An oncoming van, with window installation company livery, turned right, onto Karl’s street. At that moment, Karl tugged the wheel to the left, and found himself behind the other vehicle. Just a couple of tradesmen at work. He reeled out some distance between them. Only a handful of cars were close to his house. Apart from Katie’s car, the closest was a red BMW, but that was on the other side of the road and sixty feet past. The street looked static, sleepy, but he wasn’t—
‘Don’t be fooled by everything seeming normal,’ she said, interrupting his thoughts.

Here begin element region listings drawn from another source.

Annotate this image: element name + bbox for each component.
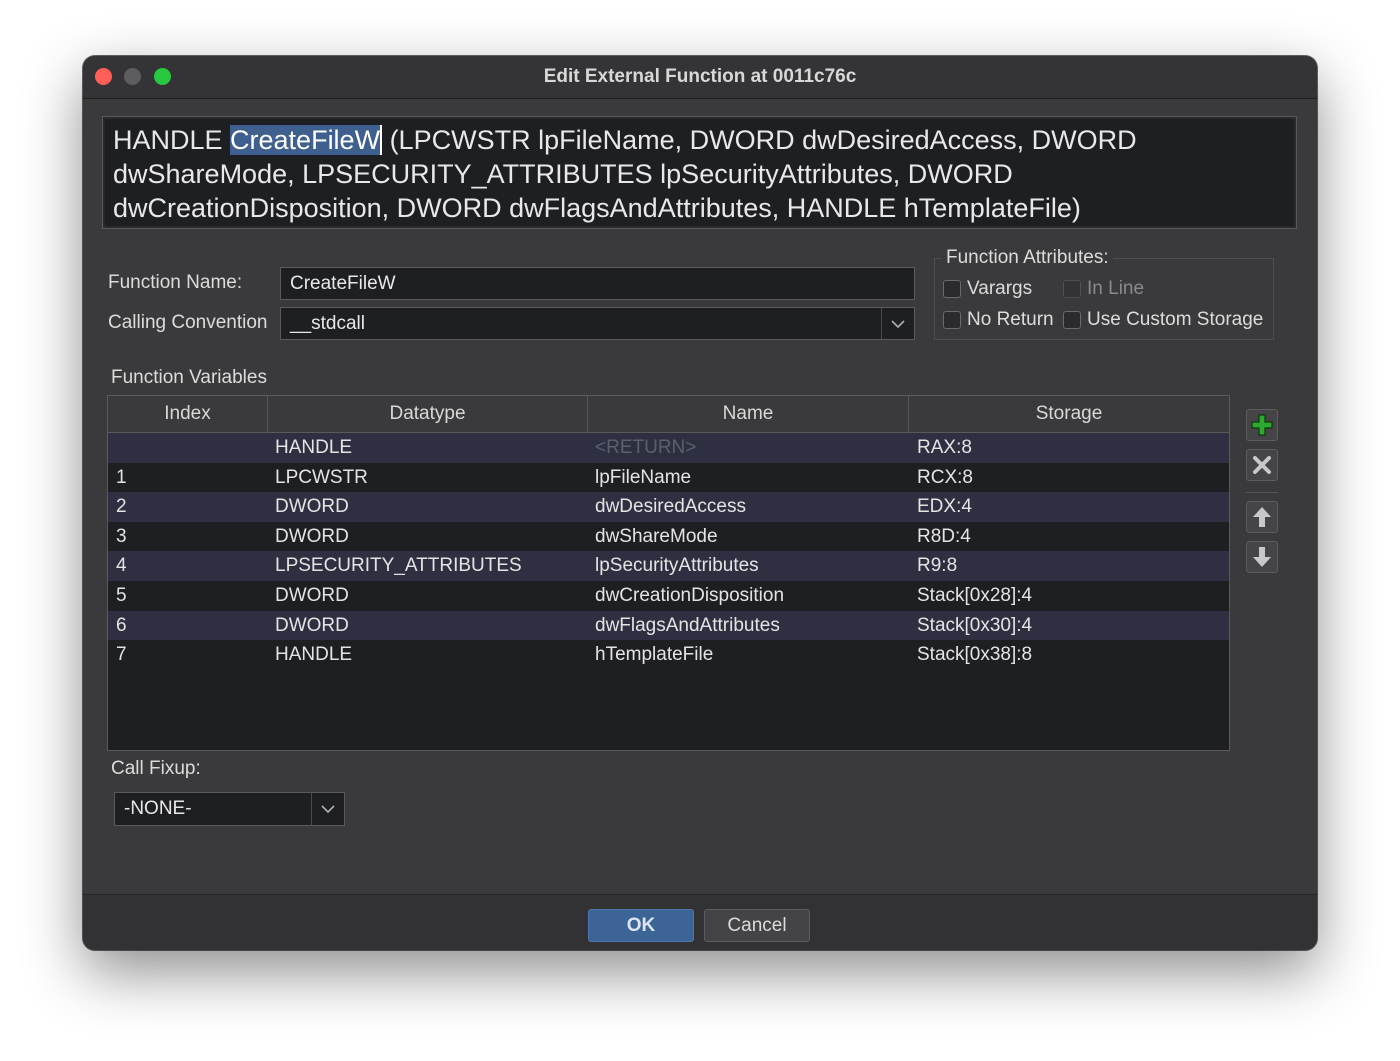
call-fixup-label: Call Fixup:: [111, 758, 201, 779]
table-row[interactable]: 5 DWORD dwCreationDisposition Stack[0x28…: [108, 581, 1229, 611]
cell-index: 6: [116, 614, 127, 636]
cell-index: 4: [116, 555, 127, 577]
arrow-up-icon: [1253, 507, 1271, 527]
cell-storage[interactable]: RAX:8: [917, 433, 972, 463]
no-return-checkbox[interactable]: No Return: [943, 309, 1054, 331]
cell-name[interactable]: lpFileName: [595, 463, 691, 493]
table-header: Index Datatype Name Storage: [108, 396, 1229, 433]
cell-index: 3: [116, 525, 127, 547]
cell-datatype[interactable]: HANDLE: [275, 640, 352, 670]
cell-name[interactable]: dwDesiredAccess: [595, 492, 746, 522]
cell-index: 5: [116, 585, 127, 606]
cell-storage[interactable]: EDX:4: [917, 492, 972, 522]
calling-convention-label: Calling Convention: [108, 312, 268, 333]
custom-storage-checkbox-box[interactable]: [1063, 311, 1081, 329]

‘I know,’ he replied, somewhat sharply. He wasn’t an idiot. He wasn’t about to stop outside his house and stroll to the door. ‘We’ll turn right at the end and park, and I’ll go in down the back alley.’
The cops would use blank cars, of course, because they’d want camouflage. But two could play that game. If the cops didn’t leap on Premier Windows man as he drove to install triple glazing, then they wouldn’t hassle Mr Anderson en route to lay some tiles. Karl let the distance between them grow.
He noticed a guy standing at the back of the BMW. The Premier Windows van passed his house, and then the parked car, without incident.
He stared at his house.
How he’d taken its comfort for granted. What he’d give to be able to flop onto the sofa one more time. He’d eat and sleep on that thing for six straight months if he ever again got the chance.
No movement from inside the house. No sign of Katie. But her car was there. He fought the desire to leap out and rush into his house. Even if cops, or bad guys, swung down from trees and Jack-in-the-boxed out of manholes, he’d get to hold Katie before they dragged him away. And he’d burn that image to his memory for ever.
When the Caddy approached the BMW, Karl noticed a black guy in the driver’s seat. The white guy at the back had a petrol can in his hands and his head down, blocked by the open boot hatch.
Then the Caddy was alongside, and slipping past. Karl turned his head and looked at them, struck by panic. Liz was staring, and Karl was staring, and the driver was staring back at them. Just for a second, before he slipped out of view, but long enough. Liz whipped her head away, and he saw her shock and fear. He threw a hand up to cover his face.
Both of them had seen his forehead. Three ragged gashes filled with dried blood. Just like you might get if you tried to kill a man in an underground bar and a woman dug her nails into your face from behind.
Varsity. Here. For them.
They both watched the passenger wing mirror with rising dread. Waiting for the guy to shout, and point, and jump in the car before coming after them – from anonymity to ten o’clock news in a flash.
But Varsity had his back to them. He slammed the boot, and he got in the car – slowly, no haste. And the BMW just sat there.
He hadn’t recognised them, Karl realised, breathing a sigh of relief. Perhaps because of the dirty windows of the van, or maybe he just wasn’t expecting them to be in Mr Anderson’s van.